Here are few excerpts from Narayana Murthy's book "A Better India, a Better World", the chapter is "A framework for Reforms in Higher Education".

  1. India's annual output of PhD's in Comp.Science is 25. USA - 800.
  2. Indian ranks 119th (among 149) in citations Index.
    1. A typical IIT gets 2-3 patents a year. Stanford gets 52.
  3. India spends 1.9 % (2006) of its GDP on education. Kothari commission asked for 6%, 38 years ago!!
  4. Beauracracy severely hampers visits by foreign academics, investments by NRI's have to jump through so many hoops that many times they fabulously fail.
  5. World bank researchers made random visits to 200 primary schools and found no teaching activity in half of them.
  6. "we have a tendency to design our standards based on the worst performers, and demotivating outstanding students". A standards based SOLELY on lowest common denominator. Lowering the bar as habit.
For his ideas on reforms I'd refer the reader to the book.

Casteim is rampant in both student enrollment (especially in Arts colleges) and faculty. It is not a surprise that Hindu colleges would refuse admission to Christians (and vice versa as compliment !!!). A Brahmin college (what a categorisation, sad but true) would have 99% Brahmin faculty. Likewise for a Nadar college and so on.

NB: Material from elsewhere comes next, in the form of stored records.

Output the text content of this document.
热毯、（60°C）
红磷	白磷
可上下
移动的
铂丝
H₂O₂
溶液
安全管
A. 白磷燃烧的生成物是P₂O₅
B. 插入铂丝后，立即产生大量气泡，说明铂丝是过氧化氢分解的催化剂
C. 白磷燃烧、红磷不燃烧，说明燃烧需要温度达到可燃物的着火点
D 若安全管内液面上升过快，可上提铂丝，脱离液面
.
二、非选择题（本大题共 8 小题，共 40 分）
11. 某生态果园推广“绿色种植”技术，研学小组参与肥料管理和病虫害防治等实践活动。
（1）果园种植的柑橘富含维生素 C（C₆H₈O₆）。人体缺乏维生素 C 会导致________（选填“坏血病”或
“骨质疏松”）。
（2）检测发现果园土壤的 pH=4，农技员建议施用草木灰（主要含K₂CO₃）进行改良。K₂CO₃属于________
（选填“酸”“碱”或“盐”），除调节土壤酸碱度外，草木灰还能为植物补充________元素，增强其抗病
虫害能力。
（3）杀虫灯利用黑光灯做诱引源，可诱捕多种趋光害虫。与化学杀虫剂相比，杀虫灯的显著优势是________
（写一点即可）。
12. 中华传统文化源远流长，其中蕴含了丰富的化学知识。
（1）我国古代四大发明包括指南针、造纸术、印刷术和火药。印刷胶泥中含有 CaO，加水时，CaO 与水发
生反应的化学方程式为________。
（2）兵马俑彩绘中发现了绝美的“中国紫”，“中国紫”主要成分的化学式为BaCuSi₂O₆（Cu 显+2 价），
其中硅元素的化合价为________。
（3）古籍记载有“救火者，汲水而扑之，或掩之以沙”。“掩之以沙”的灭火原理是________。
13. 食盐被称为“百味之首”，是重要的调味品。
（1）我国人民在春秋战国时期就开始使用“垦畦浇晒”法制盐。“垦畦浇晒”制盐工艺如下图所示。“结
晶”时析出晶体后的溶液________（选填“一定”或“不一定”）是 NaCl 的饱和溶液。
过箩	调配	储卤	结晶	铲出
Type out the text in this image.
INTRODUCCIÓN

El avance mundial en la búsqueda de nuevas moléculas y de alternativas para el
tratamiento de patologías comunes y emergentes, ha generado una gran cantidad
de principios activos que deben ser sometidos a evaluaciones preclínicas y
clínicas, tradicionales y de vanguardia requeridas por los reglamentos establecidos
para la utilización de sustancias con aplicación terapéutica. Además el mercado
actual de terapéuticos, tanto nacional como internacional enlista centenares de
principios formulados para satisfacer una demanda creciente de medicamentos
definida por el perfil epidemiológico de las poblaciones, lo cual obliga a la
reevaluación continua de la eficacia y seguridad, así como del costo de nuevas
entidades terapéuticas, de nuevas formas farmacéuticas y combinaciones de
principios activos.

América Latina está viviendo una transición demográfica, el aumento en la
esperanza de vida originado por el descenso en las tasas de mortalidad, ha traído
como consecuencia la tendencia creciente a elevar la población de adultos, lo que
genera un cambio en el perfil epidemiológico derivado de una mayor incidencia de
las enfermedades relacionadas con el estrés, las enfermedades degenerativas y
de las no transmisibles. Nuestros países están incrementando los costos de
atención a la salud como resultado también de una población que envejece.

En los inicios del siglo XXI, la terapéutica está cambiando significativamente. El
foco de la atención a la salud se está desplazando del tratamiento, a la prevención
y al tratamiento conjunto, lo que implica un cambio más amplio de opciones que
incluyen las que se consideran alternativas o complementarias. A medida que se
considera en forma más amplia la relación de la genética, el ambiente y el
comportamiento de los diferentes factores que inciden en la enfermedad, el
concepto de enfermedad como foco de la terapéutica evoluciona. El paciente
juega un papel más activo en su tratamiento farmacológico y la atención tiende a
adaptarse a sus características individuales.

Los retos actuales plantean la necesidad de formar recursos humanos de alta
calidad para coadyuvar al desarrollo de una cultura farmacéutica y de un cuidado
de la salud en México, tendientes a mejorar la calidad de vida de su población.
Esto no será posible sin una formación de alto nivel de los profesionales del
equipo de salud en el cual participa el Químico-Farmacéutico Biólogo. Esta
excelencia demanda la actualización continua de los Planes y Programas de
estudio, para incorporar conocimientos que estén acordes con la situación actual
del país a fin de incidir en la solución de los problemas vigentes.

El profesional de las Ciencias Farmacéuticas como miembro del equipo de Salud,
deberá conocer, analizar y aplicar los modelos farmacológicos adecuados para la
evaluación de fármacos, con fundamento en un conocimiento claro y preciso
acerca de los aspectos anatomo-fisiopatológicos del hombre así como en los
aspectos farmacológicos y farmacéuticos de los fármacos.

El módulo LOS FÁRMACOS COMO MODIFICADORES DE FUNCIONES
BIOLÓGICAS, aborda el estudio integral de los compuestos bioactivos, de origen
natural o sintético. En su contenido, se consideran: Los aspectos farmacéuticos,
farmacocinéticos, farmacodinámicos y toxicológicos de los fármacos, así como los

In the wake of Kumbokonam tragedy when 70+ children perished in a fire at an ill-equipped, badly constructed school the government stipulated that all schools must get a clearance from fire department (why should that have to be only after such a tragedy??). Now that is used to fleece money from schools. This is India, I am told. The harassed schools formed a consortium and negotiated "a price" for the certificates!!!!!!!

Yesterday's paper had an ad by a college flaunting its NAAC accredition calling for students to apply. Just beneath that ad it called for applications for "Principal, lecturers, professors". Now one wonders how they got accredition in the first place.

The Chairman of MCI (Medical council of India) was arrested by CBI on charges of corruption running to hundreds of crores. No wonder there are so many 'accredited' medical colleges.

All that I've written is just a tip of  the iceberg.